The retrofitting of a TSF thickener is often considered not so much due to cyanide cost savings but usually due to lack of sufficient water supply. If you have sufficient water supply then as Willem says it would be a long term payback.
The discussion regarding classification efficiency due to lower feed density is often held as a justification for the installation of a pre-leach thickener. In this case you can run the cyclones at a lower density and increase separation efficiency thus resulting in a finer overflow size distribution. The cyclone overflow then gravitates to the thickener and you can then run your leaching circuit at a higher density resulting in longer residence time and cyanide and possibly lime cost savings as well. This is important if your ore is grind dependent and then the economic justifications are often much more easily made as it results in higher gold production.

David Kano
1 year ago
David Kano 1 year ago

Hi all, thanks for your comments, will have to study them closely so I don't overlook any parameters that need considering.
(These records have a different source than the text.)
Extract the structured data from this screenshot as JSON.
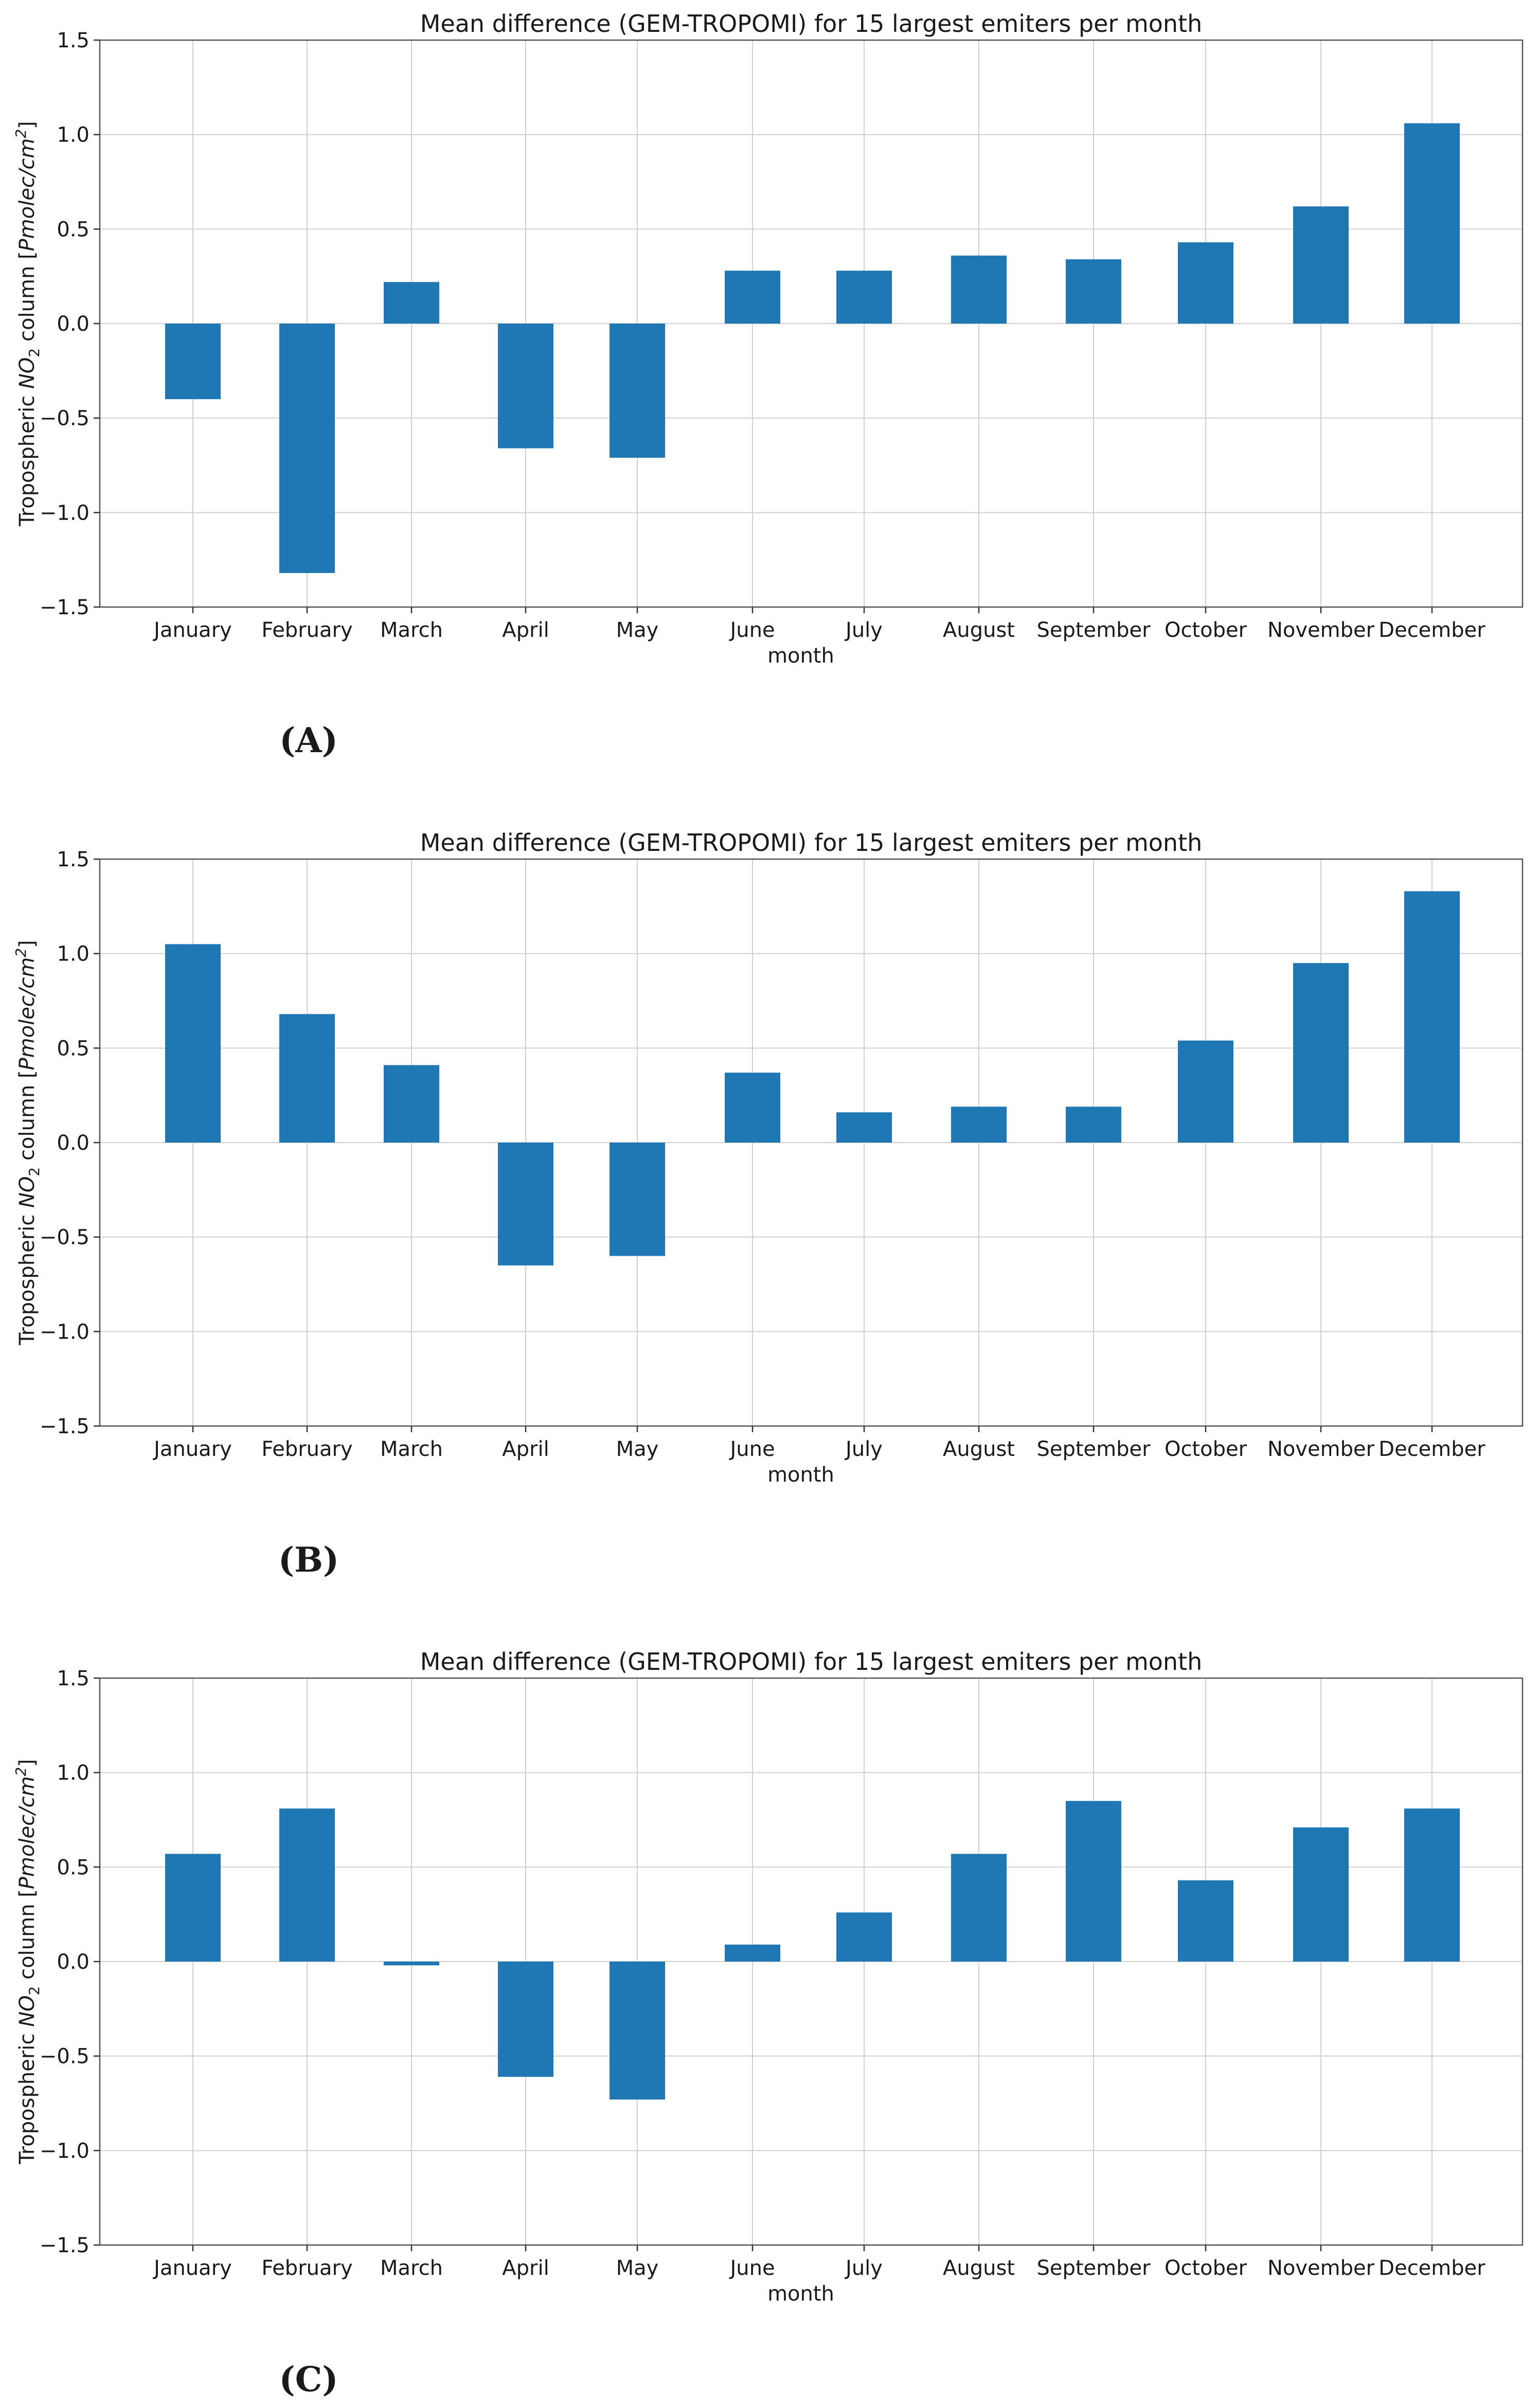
{
  "chart_data": [
    {
      "type": "bar",
      "panel": "(A)",
      "title": "Mean difference (GEM-TROPOMI) for 15 largest emiters per month",
      "xlabel": "month",
      "ylabel_parts": {
        "prefix": "Tropospheric ",
        "species": "NO",
        "subscript": "2",
        "middle": " column [",
        "unit": "Pmolec/cm",
        "superscript": "2",
        "suffix": "]"
      },
      "ylim": [
        -1.5,
        1.5
      ],
      "yticks": [
        -1.5,
        -1.0,
        -0.5,
        0.0,
        0.5,
        1.0,
        1.5
      ],
      "ytick_labels": [
        "−1.5",
        "−1.0",
        "−0.5",
        "0.0",
        "0.5",
        "1.0",
        "1.5"
      ],
      "grid": true,
      "color": "#1f77b4",
      "categories": [
        "January",
        "February",
        "March",
        "April",
        "May",
        "June",
        "July",
        "August",
        "September",
        "October",
        "November",
        "December"
      ],
      "values": [
        -0.4,
        -1.32,
        0.22,
        -0.66,
        -0.71,
        0.28,
        0.28,
        0.36,
        0.34,
        0.43,
        0.62,
        1.06
      ]
    },
    {
      "type": "bar",
      "panel": "(B)",
      "title": "Mean difference (GEM-TROPOMI) for 15 largest emiters per month",
      "xlabel": "month",
      "ylabel_parts": {
        "prefix": "Tropospheric ",
        "species": "NO",
        "subscript": "2",
        "middle": " column [",
        "unit": "Pmolec/cm",
        "superscript": "2",
        "suffix": "]"
      },
      "ylim": [
        -1.5,
        1.5
      ],
      "yticks": [
        -1.5,
        -1.0,
        -0.5,
        0.0,
        0.5,
        1.0,
        1.5
      ],
      "ytick_labels": [
        "−1.5",
        "−1.0",
        "−0.5",
        "0.0",
        "0.5",
        "1.0",
        "1.5"
      ],
      "grid": true,
      "color": "#1f77b4",
      "categories": [
        "January",
        "February",
        "March",
        "April",
        "May",
        "June",
        "July",
        "August",
        "September",
        "October",
        "November",
        "December"
      ],
      "values": [
        1.05,
        0.68,
        0.41,
        -0.65,
        -0.6,
        0.37,
        0.16,
        0.19,
        0.19,
        0.54,
        0.95,
        1.33
      ]
    },
    {
      "type": "bar",
      "panel": "(C)",
      "title": "Mean difference (GEM-TROPOMI) for 15 largest emiters per month",
      "xlabel": "month",
      "ylabel_parts": {
        "prefix": "Tropospheric ",
        "species": "NO",
        "subscript": "2",
        "middle": " column [",
        "unit": "Pmolec/cm",
        "superscript": "2",
        "suffix": "]"
      },
      "ylim": [
        -1.5,
        1.5
      ],
      "yticks": [
        -1.5,
        -1.0,
        -0.5,
        0.0,
        0.5,
        1.0,
        1.5
      ],
      "ytick_labels": [
        "−1.5",
        "−1.0",
        "−0.5",
        "0.0",
        "0.5",
        "1.0",
        "1.5"
      ],
      "grid": true,
      "color": "#1f77b4",
      "categories": [
        "January",
        "February",
        "March",
        "April",
        "May",
        "June",
        "July",
        "August",
        "September",
        "October",
        "November",
        "December"
      ],
      "values": [
        0.57,
        0.81,
        -0.02,
        -0.61,
        -0.73,
        0.09,
        0.26,
        0.57,
        0.85,
        0.43,
        0.71,
        0.81
      ]
    }
  ]
}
The idea initially seemed attractive as we did some quick pH buffer tests and noticed a big drop in lime consumption when using filtered water from the tailings compared to using the decant water from the TSF. Obviously if these savings are minimal compared to the cost of installation and maintenance, there would be no need for it as we have sufficient water supply. Haven't really looked at the pre-leach thickener.

John Koenig
1 year ago
John Koenig 1 year ago

I think more light must be thrown on the economic viability of this project. Let the expects be precise in their answers. A little cost savings could go a long way to improve a mine's financial regime. I think the decision will also be based on the mine life as well so that becomes a long term project. I believe installing a tailings thickener sounds pretty nice idea. Cost savings on cyanide detoxification, lime usage and short distance to pump process water from the thickener to mill. But we need the expects to tell us more about its benefits then we look at the economic implications. I know most mines have the tailings thickener. This is a nice discussion. Thanks to all who have contributed up until now.